Simplifying matrix expression by centering columns

Question

In an assignment I received, I was asked to show that $$\beta^TX^T(H-\frac{1}{n}J)X\beta=\beta_R^TX_C^TX_C\beta_R$$ Where $H=X(X^TX)^{-1}X^T$, $J$ is an $n\times n$ matrix of ones, $X=[1, X_R]$ for a vector of ones, and $X_C$ is $X_R$ with centered columns, which I take to mean that $X_C=(I-\frac{1}{n}J)X_R$, and finally, $\beta=[\beta_0,\beta_R]$ for a vector $\beta_R$.
In my attempt to show this, I've gotten this, so far: $$\beta^TX^T(H-\frac{1}{n}J)X\beta=\beta^TX^THX\beta-\frac{1}{n}\beta^TX^TJX\beta=\beta^TX^TX\beta-\frac{1}{n}\beta^TX^TJX\beta=\beta^TX^T(I-\frac{1}{n}J)X\beta$$
And furthermore, I have shown $X_C^TX_C=X_R^T(I-\frac{1}{n}J)^2X_R=X_R^T(I-\frac{1}{n}J)X_R$. But that would mean, for the equivalence that I set out to prove to hold, that $X\beta=X_R\beta_R$. How can this be true, given the definitions of $X_R$ and $\beta_R$ given at the start? Since this would imply that $\beta_0=0$, which isn't part of the assumptions.

Answer 1

$\beta^TX^T(I-J/n)X\beta=(\beta_01^T+\beta_R^TX_R^T)(I-J/n)(\beta_01+X_R\beta_R)=\\ \beta_R^TX_R^T(I-J/n)X_R\beta_R+\beta_R^TX^T(I-J/n)\beta_01+\beta_01^T(I-J/n)\beta_01+\beta_01^T(I-J/n)X_R\beta_R$.
What can we say about $(I-J/n)1$ (and, consequently, $1^T(I-J/n)$?

Answer 2

Denote the Centering Matrix by $\,N=\big(I-\tfrac{1}{n}J\big)\,$ which is an orthoprojector, i.e. $\,N^TN=N^2=N.$

For ease of typing, give each variable a distinct Latin name, rather than using subscripts and/or Greek letters. $$\eqalign{ R &= X_R,\quad &X &= \big[\,{\tt\large 1}\,|\,R\,\big],\quad &C &= X_C = NR,\quad &Z &= NX = \big[\,0\,|\,C\,\big] \\ r &= \beta_R,\quad &b &= \pmatrix{\beta_0\\r},\quad &H &= X(X^TX)^{-1}X^T \\ }$$ Note that the Hat matrix acts a left identity, i.e. $\;HX = X$.

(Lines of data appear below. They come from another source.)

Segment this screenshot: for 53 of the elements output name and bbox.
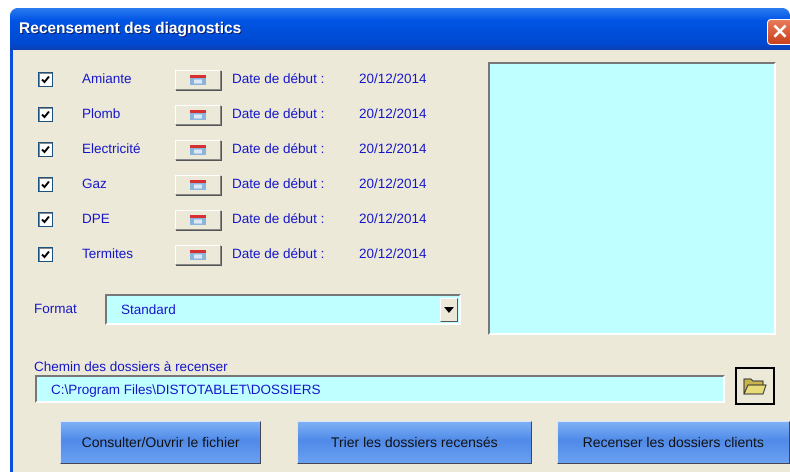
checkbox[interactable] <box>38 212 53 227</box>
checkmark-icon <box>41 215 50 224</box>
checkmark-icon <box>41 180 50 189</box>
folder-button[interactable] <box>735 367 775 406</box>
action-button[interactable]: Trier les dossiers recensés <box>297 421 532 464</box>
diagnostic-label: Amiante <box>82 70 133 88</box>
checkbox[interactable] <box>38 177 53 192</box>
date-value: 20/12/2014 <box>359 175 427 194</box>
window-title: Recensement des diagnostics <box>19 19 242 40</box>
format-dropdown[interactable]: Standard <box>105 294 461 325</box>
calendar-button[interactable] <box>175 210 221 230</box>
calendar-button[interactable] <box>175 174 221 194</box>
action-button[interactable]: Consulter/Ouvrir le fichier <box>60 421 262 464</box>
checkbox[interactable] <box>38 142 53 157</box>
folder-icon <box>743 376 767 396</box>
date-label: Date de début : <box>232 210 326 228</box>
calendar-icon <box>190 250 206 260</box>
calendar-button[interactable] <box>175 104 221 124</box>
date-value: 20/12/2014 <box>359 210 427 228</box>
checkmark-icon <box>41 75 50 84</box>
action-button[interactable]: Recenser les dossiers clients <box>556 421 790 464</box>
date-value: 20/12/2014 <box>359 245 427 264</box>
path-label: Chemin des dossiers à recenser <box>34 358 229 376</box>
date-value: 20/12/2014 <box>359 70 427 88</box>
path-field[interactable]: C:\Program Files\DISTOTABLET\DOSSIERS <box>35 375 725 404</box>
checkbox[interactable] <box>38 107 53 122</box>
date-value: 20/12/2014 <box>359 105 427 124</box>
format-label: Format <box>34 300 78 318</box>
checkbox[interactable] <box>38 72 53 87</box>
diagnostic-label: Gaz <box>82 175 108 194</box>
calendar-button[interactable] <box>175 140 221 160</box>
diagnostic-label: Plomb <box>82 105 122 124</box>
checkmark-icon <box>41 110 50 119</box>
diagnostic-label: Electricité <box>82 140 142 158</box>
checkmark-icon <box>41 145 50 154</box>
date-value: 20/12/2014 <box>359 140 427 158</box>
calendar-icon <box>190 144 206 154</box>
diagnostic-label: Termites <box>82 245 134 264</box>
calendar-icon <box>190 74 206 84</box>
date-label: Date de début : <box>232 245 326 264</box>
calendar-icon <box>190 110 206 120</box>
calendar-button[interactable] <box>175 244 221 264</box>
date-label: Date de début : <box>232 140 326 158</box>
diagnostic-label: DPE <box>82 210 111 228</box>
date-label: Date de début : <box>232 175 326 194</box>
calendar-icon <box>190 214 206 224</box>
close-button[interactable]: × <box>767 19 790 45</box>
date-label: Date de début : <box>232 70 326 88</box>
checkbox[interactable] <box>38 247 53 262</box>
calendar-icon <box>190 180 206 190</box>
calendar-button[interactable] <box>175 70 221 90</box>
date-label: Date de début : <box>232 105 326 124</box>
checkmark-icon <box>41 250 50 259</box>
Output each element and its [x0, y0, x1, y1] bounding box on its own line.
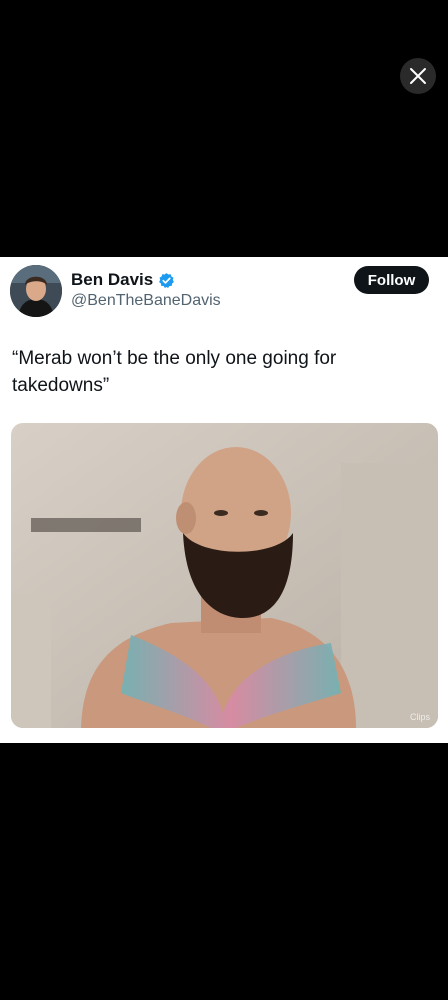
- author-row: Ben Davis: [71, 270, 175, 290]
- author-handle[interactable]: @BenTheBaneDavis: [71, 292, 221, 310]
- follow-button[interactable]: Follow: [354, 266, 429, 294]
- verified-badge-icon: [159, 272, 175, 288]
- media-watermark: Clips: [409, 712, 430, 722]
- avatar[interactable]: [10, 265, 62, 317]
- tweet-text: “Merab won’t be the only one going for t…: [12, 348, 337, 396]
- author-name[interactable]: Ben Davis: [71, 270, 153, 290]
- tweet-card[interactable]: Ben Davis @BenTheBaneDavis Follow “Merab…: [0, 257, 448, 743]
- close-icon: [410, 68, 426, 84]
- close-button[interactable]: [400, 58, 436, 94]
- tweet-media-image[interactable]: Clips: [11, 423, 438, 728]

Now expand the matrix on the LHS. $$\eqalign{ X^T\left(H-\tfrac{J}{n}\right)X &= X^TX -X^T\left(\tfrac{J}{n}\right)X \\ &= X^T\left(I-\tfrac{J}{n}\right)X \\ &= X^T(N^TN)X \\ &= Z^TZ \\ }$$ The scalar of interest is $\;b^TZ^TZb$
Expanding $(Zb)$ yields $$\eqalign{ Zb \;=\; \pmatrix{0&C}\pmatrix{\beta_0\\r} \;=\; Cr \\ }$$ which is in the desired form.